Le secteur des mines, phosphates et dérivés est également crucial dans nos échanges extérieurs. Il affiche en 2018 un manque à gagner de près de 1 milliard de dollars d'exportations comparativement à ses niveaux de 2010. Autant de réserves en devises en moins (cumulées sur plusieurs années).
Pour l'heure, la dévaluation pèse sur notre solde commercial, le déficit commercial pèse sur les réserves en devises, l'amenuisement de nos réserves pèse sur la valeur de notre monnaie… Le serpent qui se mord la queue, comme souvent en économie… Comment passe-t-on d'un cercle vicieux à un cercle vertueux ?
Les réserves en devises sont effectivement à un niveau faible : 82 jours d'importations au 13/01/2019. Le niveau de « sécurité » des 3 mois d'importations est largement franchi.
Comme nous l'avons précédemment évoqué, le niveau des réserves en devises est désormais principalement influencé par l'endettement extérieur. Rythmé par les décaissements et les déblocages.
L'accélération de l'inflation en 2018 découle également de la pression fiscale. Nous avions vu que le contribuable et en particulier le consommateur ont été mis à contribution pour accroître les ressources fiscales de l'État et réduire pression sur le déficit budgétaire.
Accroissement des taux de la TVA de 1 point et élargissement de son champ d'application, augmentation de certains droits de consommation et élargissement à de nouveaux produits, révision à la hausse de droits de douane, taxes accrues sur les recharges téléphoniques et autres augmentations des droits d'enregistrement… Pour ne citer que certaines mesures impactant mécaniquement le taux d'inflation pour le consommateur final.
Bien entendu, cet impact sur l'inflation est un dégât collatéral de la politique d'accroissement des ressources budgétaires. Tout comme l'impact inflationniste de l'abandon progressif des mécanismes de compensation, dispendieux pour les finances de l'État et préconisé par les organismes internationaux.

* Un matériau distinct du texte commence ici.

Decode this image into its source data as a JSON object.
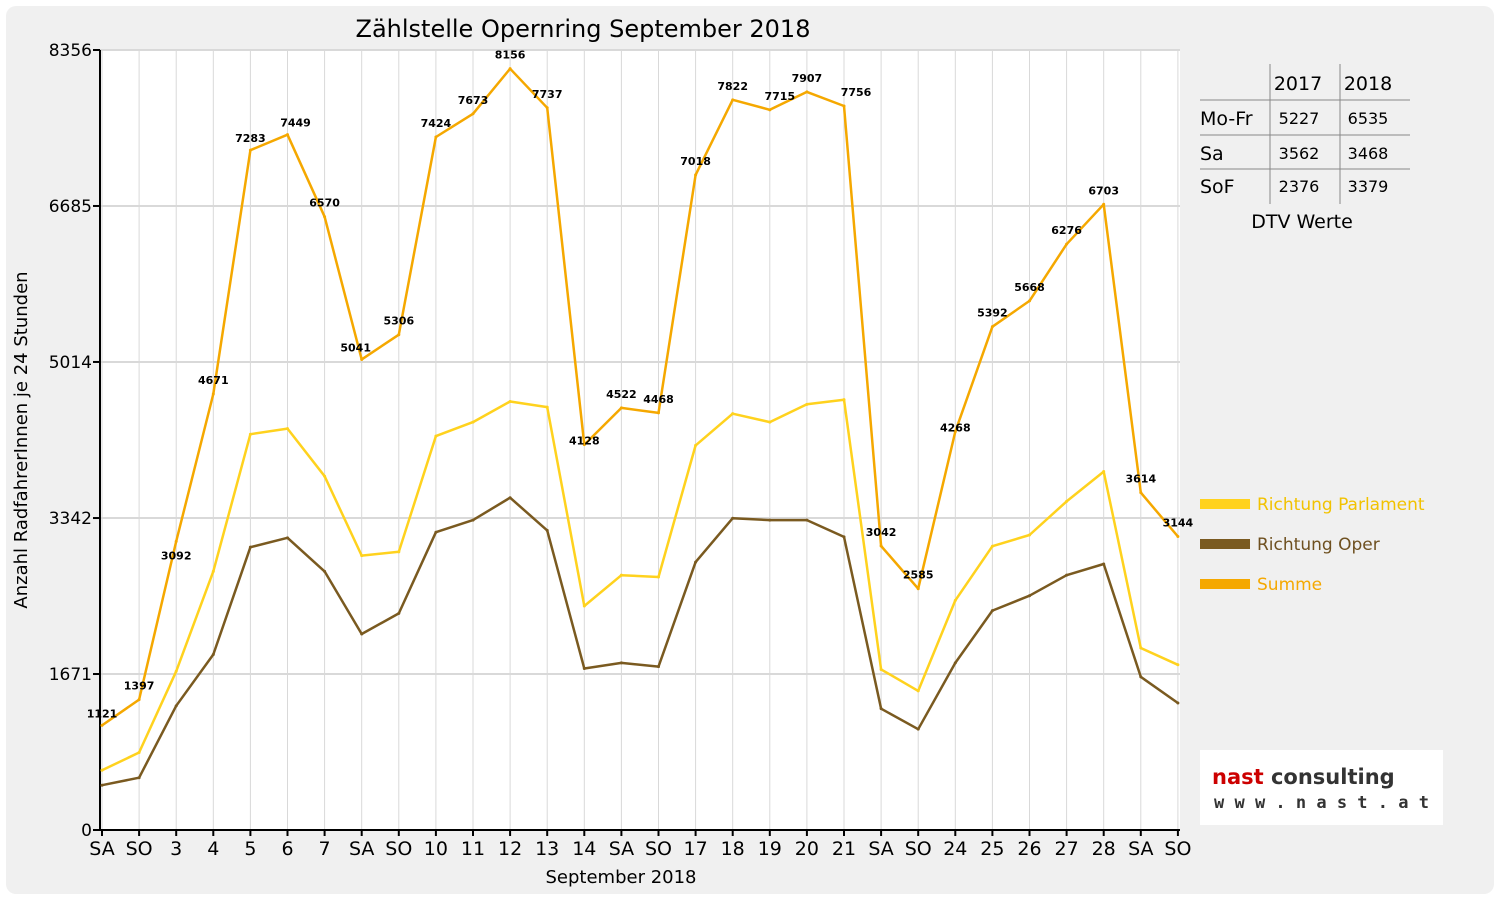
{
  "chart_data": {
    "type": "line",
    "title": "Zählstelle Opernring September 2018",
    "xlabel": "September 2018",
    "ylabel": "Anzahl RadfahrerInnen je 24 Stunden",
    "yticks": [
      0,
      1671,
      3342,
      5014,
      6685,
      8356
    ],
    "ylim": [
      0,
      8356
    ],
    "grid": true,
    "legend_position": "right",
    "categories": [
      "SA",
      "SO",
      "3",
      "4",
      "5",
      "6",
      "7",
      "SA",
      "SO",
      "10",
      "11",
      "12",
      "13",
      "14",
      "SA",
      "SO",
      "17",
      "18",
      "19",
      "20",
      "21",
      "SA",
      "SO",
      "24",
      "25",
      "26",
      "27",
      "28",
      "SA",
      "SO"
    ],
    "weekend_category_color": "#ff0000",
    "series": [
      {
        "name": "Richtung Parlament",
        "color": "#ffd21e",
        "values": [
          640,
          830,
          1700,
          2770,
          4240,
          4300,
          3790,
          2940,
          2980,
          4220,
          4370,
          4590,
          4530,
          2400,
          2730,
          2710,
          4120,
          4460,
          4370,
          4560,
          4610,
          1720,
          1490,
          2460,
          3040,
          3160,
          3520,
          3840,
          1950,
          1770
        ],
        "labels_shown": false
      },
      {
        "name": "Richtung Oper",
        "color": "#7a5a20",
        "values": [
          480,
          560,
          1330,
          1880,
          3030,
          3130,
          2770,
          2100,
          2320,
          3190,
          3320,
          3560,
          3210,
          1730,
          1790,
          1750,
          2870,
          3340,
          3320,
          3320,
          3140,
          1300,
          1080,
          1790,
          2350,
          2510,
          2730,
          2850,
          1640,
          1360
        ],
        "labels_shown": false
      },
      {
        "name": "Summe",
        "color": "#f5a800",
        "values": [
          1121,
          1397,
          3092,
          4671,
          7283,
          7449,
          6570,
          5041,
          5306,
          7424,
          7673,
          8156,
          7737,
          4128,
          4522,
          4468,
          7018,
          7822,
          7715,
          7907,
          7756,
          3042,
          2585,
          4268,
          5392,
          5668,
          6276,
          6703,
          3614,
          3144
        ],
        "data_labels": [
          "1121",
          "1397",
          "3092",
          "4671",
          "7283",
          "7449",
          "6570",
          "5041",
          "5306",
          "7424",
          "7673",
          "8156",
          "7737",
          "4128",
          "4522",
          "4468",
          "7018",
          "7822",
          "7715",
          "7907",
          "7756",
          "3042",
          "2585",
          "4268",
          "5392",
          "5668",
          "6276",
          "6703",
          "3614",
          "3144"
        ],
        "labels_shown": true
      }
    ]
  },
  "dtv_table": {
    "caption": "DTV Werte",
    "columns": [
      "2017",
      "2018"
    ],
    "rows": [
      {
        "label": "Mo-Fr",
        "values": [
          "5227",
          "6535"
        ]
      },
      {
        "label": "Sa",
        "values": [
          "3562",
          "3468"
        ]
      },
      {
        "label": "SoF",
        "values": [
          "2376",
          "3379"
        ]
      }
    ]
  },
  "logo": {
    "name": "nast consulting",
    "url_text": "w w w . n a s t . a t",
    "accent_color": "#cc0000"
  },
  "colors": {
    "background": "#f0f0f0",
    "plot_background": "#ffffff",
    "gridline": "#d9d9d9"
  }
}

Pour tenter de lutter contre l'inflation, l'État dispose théoriquement d'autres leviers, notamment la politique monétaire. Depuis début 2017 la BCT a augmenté à quatre reprises son taux directeur : une première fois en avril 2017 (+ 50 points de base), une seconde fois en mai (+ 25 points de base), une troisième fois en mars 2018 (+ 75 points de base), et une quatrième fois en juin 2018 (+100 points de base).

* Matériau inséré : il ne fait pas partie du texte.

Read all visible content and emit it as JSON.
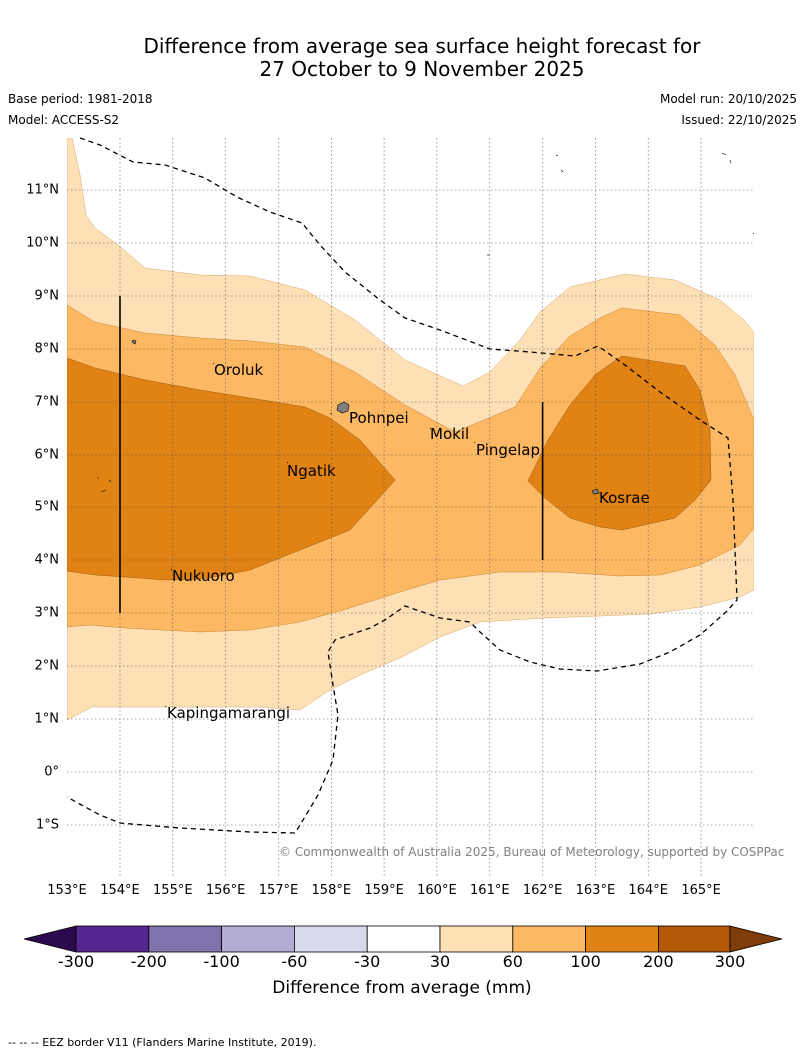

Une hausse destinée à renchérir l'accès au crédit à la consommation en particulier et d'orienter davantage les revenus vers l'épargne. Ralentir le rythme de la demande pour lutter contre l'inflation. Un mécanisme surtout efficace lorsque l'inflation est principalement monétaire (excès de demande) or nous ne semblons pas être dans ce cas de figure (inflation importée, inflation par les coûts).
La consommation a été le moteur de l'économie depuis 2010. Une consommation largement à crédit et une consommation de produits importés en grande partie.

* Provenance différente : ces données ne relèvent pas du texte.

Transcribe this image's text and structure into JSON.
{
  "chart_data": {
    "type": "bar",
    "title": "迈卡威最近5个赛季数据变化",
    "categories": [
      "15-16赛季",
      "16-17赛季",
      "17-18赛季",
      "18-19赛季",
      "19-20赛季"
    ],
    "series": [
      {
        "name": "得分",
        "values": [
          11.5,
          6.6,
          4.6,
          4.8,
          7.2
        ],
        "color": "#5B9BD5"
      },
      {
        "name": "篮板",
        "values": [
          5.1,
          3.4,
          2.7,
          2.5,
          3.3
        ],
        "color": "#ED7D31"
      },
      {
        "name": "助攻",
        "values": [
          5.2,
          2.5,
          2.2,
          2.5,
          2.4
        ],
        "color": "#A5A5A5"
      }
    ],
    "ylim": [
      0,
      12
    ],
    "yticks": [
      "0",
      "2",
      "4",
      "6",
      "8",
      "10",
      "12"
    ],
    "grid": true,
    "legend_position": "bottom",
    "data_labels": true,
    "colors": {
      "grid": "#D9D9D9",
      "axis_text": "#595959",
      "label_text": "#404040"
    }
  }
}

Mécaniquement, l'épargne a fondu comme neige au soleil sur la même période. L'épargne nationale en absolu est revenue à ses niveaux de 2006, près de 9,6 milliards de dinars, contre 13,3 milliards en 2010.
L'anniversaire morose de la Révolution tunisienne
En renversant notre dictateur, nous avions espéré sans doute des lendemains meilleurs, mais aujourd'hui, le pays déchante. Entre le chômage, les difficultés économiques, les déséquilibres régionaux et mouvements sociaux sans oublier la menace terroriste, un réel changement se fait toujours attendre en termes de droits économiques et sociaux et pour lesquels nous nous étions mobilisés.